トランプ米大統領は23日午後(日本時間24日午前)、交戦が続くイスラエルとイランの間で、「完全かつ全面的な停戦が完全に合意された」とSNSに投稿した。
トランプ氏は、まずイランが攻撃を停止し、その後、イスラエルも停止すると説明。停戦が実現すれば、「12日(間の)戦争の正式な終結」を迎えることになるとした。
トランプ氏は「この戦争は何年も続き、中東全体を滅ぼす可能性もあったが、そうはならなかった。これからも決してならない!」とも主張した。
イスラエルの民放テレビ局「チャンネル12」は、24日未明のトランプ氏とネタニヤフ首相の電話協議で、停戦をめぐる詳細がまとまり、ネタニヤフ氏がトランプ氏に正式な合意を伝えた、と報じた。
同局によると23日午後、米国のルビオ国務長官が、イスラエルのデルメル戦略担当相との協議の中で、停戦に応じるよう迫っていたという。
米CNNなどはホワイトハウス高官の話として、イスラエルが、イランが攻撃を停止することを条件に停戦に合意したと報じた。高官は「停戦は、トランプ氏の強いリーダーシップと平和への粘り強い努力のおかげだ」との考えを示したという。
イランのアラグチ外相は24日、自身のSNSに投稿し、「現時点では停戦の合意は存在しない。しかし、イスラエル側がテヘラン時間の(24日)午前4時までに侵略行為を停止すれば、我々もこれ以上の反撃はしない。停戦に関する最終的な決定は後に下される」とした。
一方ロイター通信は24日、米国の停戦提案をめぐる交渉に関与した当局者の話として、カタールのムハンマド首相が米国の提案へのイラン側の合意を確保した、と伝えている。

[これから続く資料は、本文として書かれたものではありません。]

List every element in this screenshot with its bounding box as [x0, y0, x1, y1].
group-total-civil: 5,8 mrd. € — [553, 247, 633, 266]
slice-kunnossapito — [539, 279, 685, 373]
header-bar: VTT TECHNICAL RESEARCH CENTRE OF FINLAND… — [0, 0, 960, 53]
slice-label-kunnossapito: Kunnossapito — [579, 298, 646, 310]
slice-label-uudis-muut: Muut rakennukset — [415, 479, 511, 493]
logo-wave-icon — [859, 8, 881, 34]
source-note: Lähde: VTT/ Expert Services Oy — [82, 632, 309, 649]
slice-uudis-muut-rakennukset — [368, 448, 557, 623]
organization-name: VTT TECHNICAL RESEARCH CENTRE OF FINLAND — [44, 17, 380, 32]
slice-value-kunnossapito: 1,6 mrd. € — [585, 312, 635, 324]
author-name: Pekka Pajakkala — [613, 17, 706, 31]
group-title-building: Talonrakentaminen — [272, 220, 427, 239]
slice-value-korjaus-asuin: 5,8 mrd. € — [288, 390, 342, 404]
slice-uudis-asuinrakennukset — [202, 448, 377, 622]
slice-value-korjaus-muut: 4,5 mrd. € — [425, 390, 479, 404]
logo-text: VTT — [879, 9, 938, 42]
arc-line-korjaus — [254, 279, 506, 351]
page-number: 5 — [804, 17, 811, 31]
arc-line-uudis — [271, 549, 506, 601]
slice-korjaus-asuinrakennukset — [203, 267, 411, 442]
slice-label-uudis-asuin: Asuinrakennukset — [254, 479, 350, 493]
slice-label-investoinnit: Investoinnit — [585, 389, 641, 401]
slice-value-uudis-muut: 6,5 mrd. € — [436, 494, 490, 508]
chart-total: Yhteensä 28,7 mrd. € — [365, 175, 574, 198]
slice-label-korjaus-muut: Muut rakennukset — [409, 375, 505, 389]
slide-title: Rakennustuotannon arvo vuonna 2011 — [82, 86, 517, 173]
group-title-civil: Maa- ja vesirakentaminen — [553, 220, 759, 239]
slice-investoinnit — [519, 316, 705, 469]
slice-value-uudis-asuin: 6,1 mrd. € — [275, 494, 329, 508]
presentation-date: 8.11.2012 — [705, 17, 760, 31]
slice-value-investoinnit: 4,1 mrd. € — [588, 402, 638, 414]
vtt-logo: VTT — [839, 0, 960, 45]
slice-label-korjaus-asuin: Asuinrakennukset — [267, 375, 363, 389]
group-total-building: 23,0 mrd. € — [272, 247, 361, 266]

トランプ氏はイランが米軍基地への攻撃を実施した後、カタールのタミム首長に電話し、イスラエルが停戦に合意したと伝えたうえで、イラン側を説得するよう要請していたという。
攻撃の応酬 方針転換した米
イスラエルは今月13日、イランの核と弾道ミサイルの脅威を取り除くためだとして攻撃を開始し、核関連施設や防空システム、弾道ミサイル拠点などを空爆。イランの「イスラム革命防衛隊」の幹部や、核開発に関わる科学者を殺害していた。
イスラエル軍は、攻撃開始から約1週間でミサイル発射装置の半数以上を破壊したと主張。23日夜にもイラン西部への空爆を実施したと発表していた。イランメディアは21日の時点で、同国保健省の発表として、イラン側で430人が死亡したと伝えていた。
イラン側はこれに対して、弾道ミサイルなどで応酬。イスラエル北部ハイファや商都テルアビブなどに着弾し、イスラエルメディアによると23日時点で25人が死亡した。
トランプ政権は、イスラエルのイランへの攻撃について当初、「イスラエルの単独行動だ」(ルビオ氏)との立場を示した。だが方針を転換し、22日には米軍がイランの核施設3カ所を空爆。「イランの主要な核施設は完全に破壊された」(トランプ氏)としていた。
米軍のこの空爆に対する報復としてイランは23日、中東カタールの米軍基地をミサイルで攻撃した。ただトランプ氏は攻撃後、事前通告を受けており、米側の死傷者はなかったと説明。「これ以上の憎悪が広がらないことを願っている」と述べ、事態の沈静化を望む考えを示していた。